2016 haben sich in Stuttgart 245 Unfälle unter Alkoholeinfluss ereignet. Das ist zwar ein Rückgang um mehr als zwei Prozent gegenüber dem Vorjahr, die Folgen der Unfälle waren allerdings gravierender. Die Zahl der Schwerverletzten hat sich von zwölf (2015) auf 25 (2016) verdoppelt. Hauptunfallverursacher waren Autofahrer, sie verursachten mehr als 80 Prozent der Unfälle unter Alkoholeinfluss. Bedenklich ist auch das Verhalten nach Unfällen: In rund 20 Prozent der Unfälle begeht einer der Beteiligten Fahrerflucht, übrigens kein Kavaliersdelikt. Motive für die Fahrerflucht sind dabei häufig Alkohol oder Drogen am Steuer, eine fehlende Fahrerlaubnis oder die Einstufung bei der Kfz-Versicherung.
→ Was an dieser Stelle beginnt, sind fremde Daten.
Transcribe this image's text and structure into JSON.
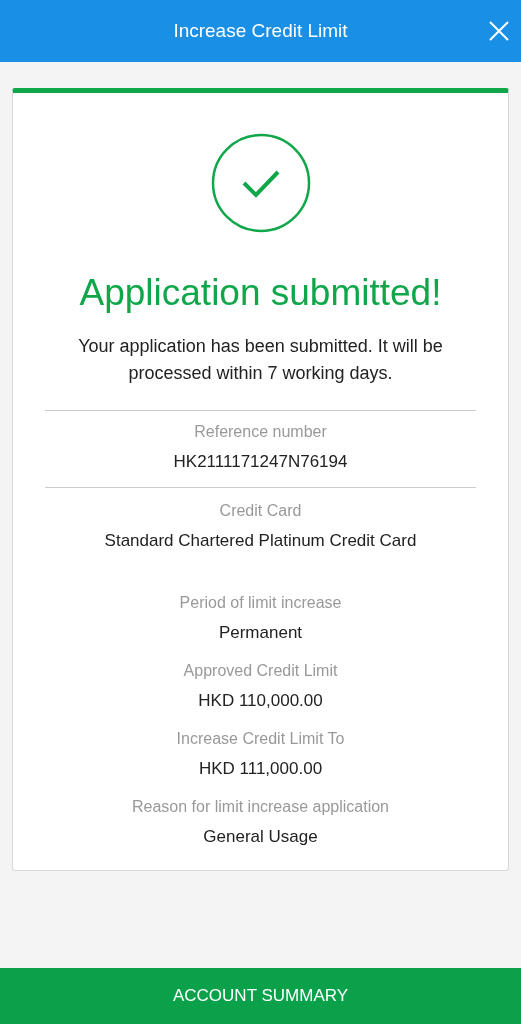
{
  "header": {
    "title": "Increase Credit Limit"
  },
  "status": {
    "title": "Application submitted!",
    "message": "Your application has been submitted. It will be processed within 7 working days."
  },
  "reference": {
    "label": "Reference number",
    "value": "HK2111171247N76194"
  },
  "card": {
    "label": "Credit Card",
    "value": "Standard Chartered Platinum Credit Card"
  },
  "details": [
    {
      "label": "Period of limit increase",
      "value": "Permanent"
    },
    {
      "label": "Approved Credit Limit",
      "value": "HKD 110,000.00"
    },
    {
      "label": "Increase Credit Limit To",
      "value": "HKD 111,000.00"
    },
    {
      "label": "Reason for limit increase application",
      "value": "General Usage"
    }
  ],
  "footer_button": "ACCOUNT SUMMARY"
}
Außer Alkohol am Steuer wird auch der Konsum von Drogen zunehmend zum Risiko im Straßenverkehr. Bei Verkehrskontrollen wurden im vergangenen Jahr 353 (2015: 302) unter Drogeneinfluss stehende Fahrer angezeigt. Die Dunkelziffer ist jedoch bedeutend höher. Auf einen registrierten Verstoß würden etwa 600 nicht festgestellte Fahrten unter Drogeneinfluss kommen, sagt Claudia Rohde. Die Anzahl der Unfälle unter Drogeneinfluss hat um 50 Prozent zugenommen: von 18 (2015) auf 27 (2016). Auch die Zahl der folgenlosen Drogenfahrten stieg im vergangenen Jahr von 302 Vorfällen (2015) auf 353 Fälle an.

Die Fahrtauglichkeit ist unter Drogen oder Alkohol erheblich eingeschränkt. Beides erhöht die Risikobereitschaft und schränkt das Reaktionsvermögen ein. Bereits ab 0,3 Promille verringern sich Konzentrationsfähigkeit, Reaktion und Sehvermögen.